Angel Kolbury called the Ottawa Fire Department about 1 p.m. Sunday to report the carbon monoxide alarm in the home had activated continuously for several seconds, a fire department report said. Firefighters arrived on the scene four minutes later and met with Kolbury, who was waiting on the front porch, the report said.
Firefighters and a Kansas Gas Company representative took readings in the home that indicated a carbon monoxide level of more than 30 parts per million, the report said. A normal reading is 5 to 15 ppm, and the Occupational Safety and Health Administration permissible exposure limit for carbon monoxide is 50 ppm, according to the Environmental Protection Agency website.
Firefighters and the gas company representative determined the home’s furnace was not functioning properly, which likely accounted for the elevated level of carbon monoxide in the home, the report said.
The infant, who had a tracheotomy tube, was examined at the scene by an emergency medical technician with the fire department, who found no apparent signs of carbon monoxide poisoning, the report said.

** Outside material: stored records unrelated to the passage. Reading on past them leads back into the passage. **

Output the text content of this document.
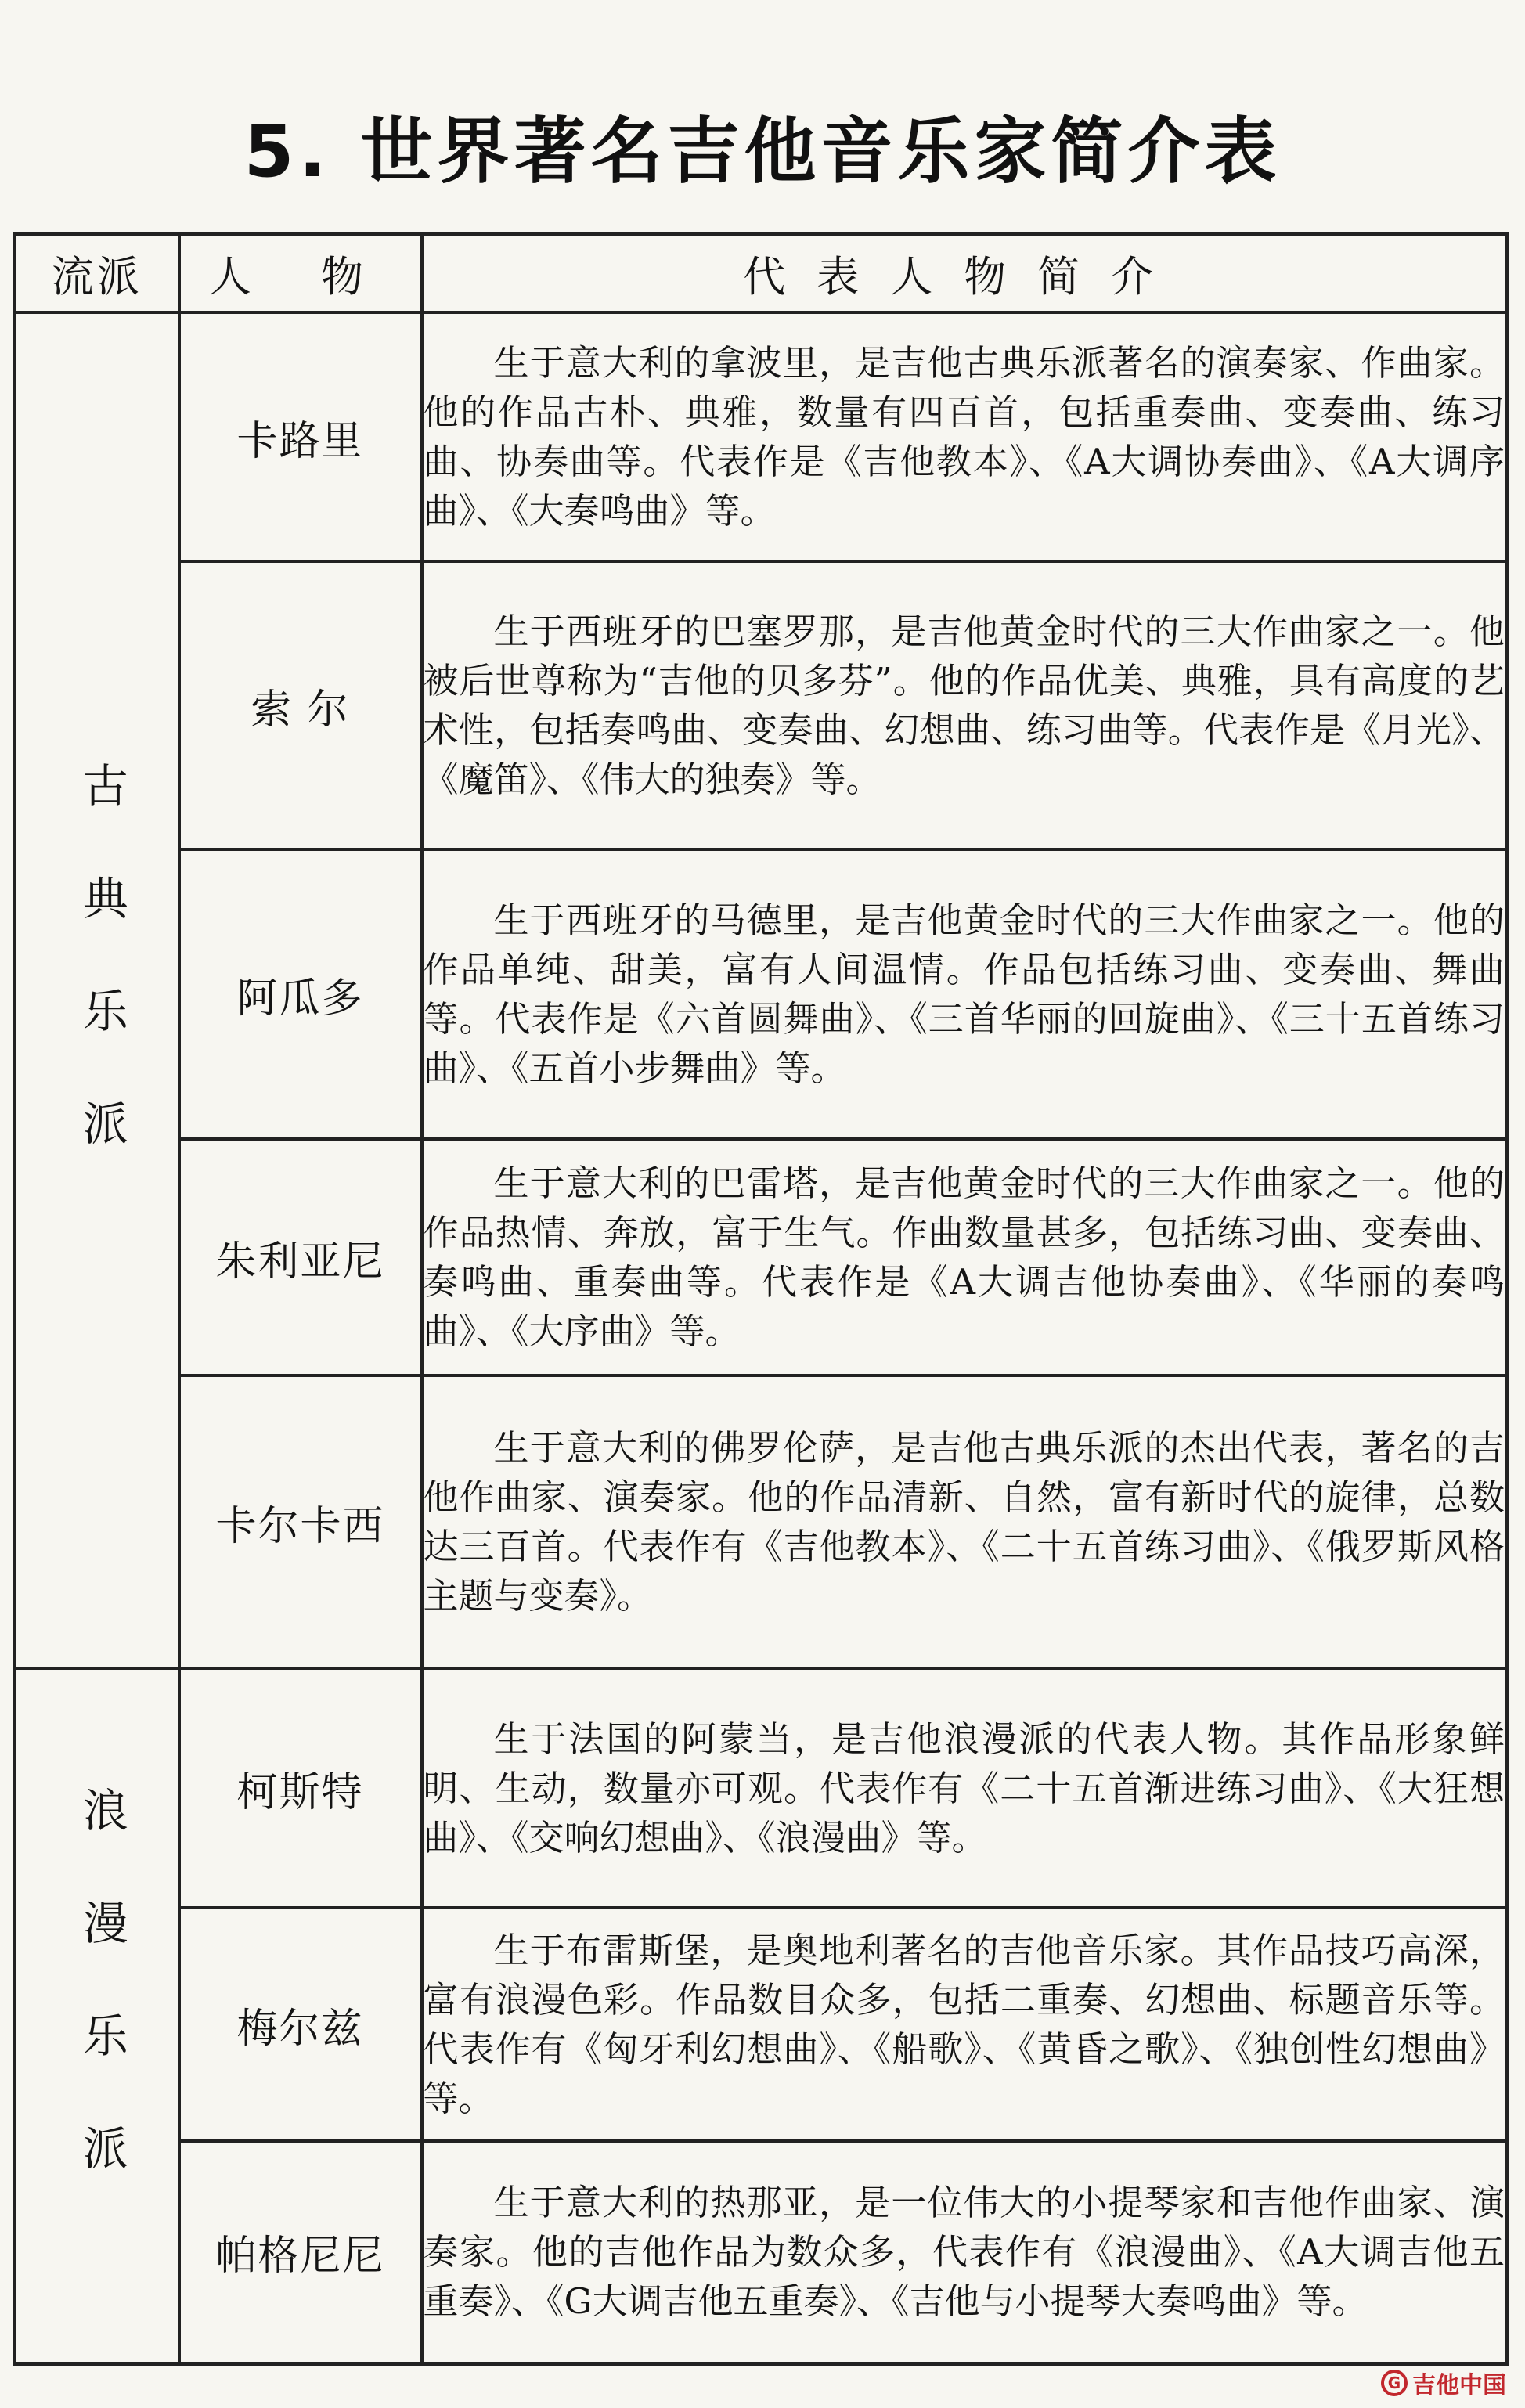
5. 世界著名吉他音乐家简介表
流派	人 物	代表人物简介
古典乐派	卡路里	生于意大利的拿波里，是吉他古典乐派著名的演奏家、作曲家。他的作品古朴、典雅，数量有四百首，包括重奏曲、变奏曲、练习曲、协奏曲等。代表作是《吉他教本》、《A大调协奏曲》、《A大调序曲》、《大奏鸣曲》等。
	索 尔	生于西班牙的巴塞罗那，是吉他黄金时代的三大作曲家之一。他被后世尊称为“吉他的贝多芬”。他的作品优美、典雅，具有高度的艺术性，包括奏鸣曲、变奏曲、幻想曲、练习曲等。代表作是《月光》、《魔笛》、《伟大的独奏》等。
	阿瓜多	生于西班牙的马德里，是吉他黄金时代的三大作曲家之一。他的作品单纯、甜美，富有人间温情。作品包括练习曲、变奏曲、舞曲等。代表作是《六首圆舞曲》、《三首华丽的回旋曲》、《三十五首练习曲》、《五首小步舞曲》等。
	朱利亚尼	生于意大利的巴雷塔，是吉他黄金时代的三大作曲家之一。他的作品热情、奔放，富于生气。作曲数量甚多，包括练习曲、变奏曲、奏鸣曲、重奏曲等。代表作是《A大调吉他协奏曲》、《华丽的奏鸣曲》、《大序曲》等。
	卡尔卡西	生于意大利的佛罗伦萨，是吉他古典乐派的杰出代表，著名的吉他作曲家、演奏家。他的作品清新、自然，富有新时代的旋律，总数达三百首。代表作有《吉他教本》、《二十五首练习曲》、《俄罗斯风格主题与变奏》。
浪漫乐派	柯斯特	生于法国的阿蒙当，是吉他浪漫派的代表人物。其作品形象鲜明、生动，数量亦可观。代表作有《二十五首渐进练习曲》、《大狂想曲》、《交响幻想曲》、《浪漫曲》等。
	梅尔兹	生于布雷斯堡，是奥地利著名的吉他音乐家。其作品技巧高深，富有浪漫色彩。作品数目众多，包括二重奏、幻想曲、标题音乐等。代表作有《匈牙利幻想曲》、《船歌》、《黄昏之歌》、《独创性幻想曲》等。
	帕格尼尼	生于意大利的热那亚，是一位伟大的小提琴家和吉他作曲家、演奏家。他的吉他作品为数众多，代表作有《浪漫曲》、《A大调吉他五重奏》、《G大调吉他五重奏》、《吉他与小提琴大奏鸣曲》等。
G 吉他中国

Because of the frigid conditions with temperatures in the mid-20s and the infant’s medical condition, the fire department contacted the Red Cross, Rick Oglesby, assistant Ottawa fire chief, said. The Red Cross agreed to pay for the woman and infant to stay in a local hotel for up to three days while the furnace was repaired, the fire report said.
At higher concentrations, carbon monoxide can cause impaired vision and coordination, headaches, dizziness, confusion and nausea, according to the EPA website. Elevated carbon monoxide levels can cause flu-like symptoms that clear up after leaving the home, the EPA said. Very high concentrations of carbon monoxide can be fatal, according to the EPA.
“Carbon monoxide is odorless, so you’re not going to smell it,” Oglesby said. “That’s why we encourage everyone to have a carbon monoxide detector in their homes.”
“At this time of year, people haven’t had their furnaces on for several months, so they haven’t been tuned up or looked at in a while,” he said. “If you continue to have flu-like symptoms but you don’t have the flu and you feel better when you’re not at home, you may want to have your home checked [for carbon monoxide levels]. A carbon monoxide detector can save lives.”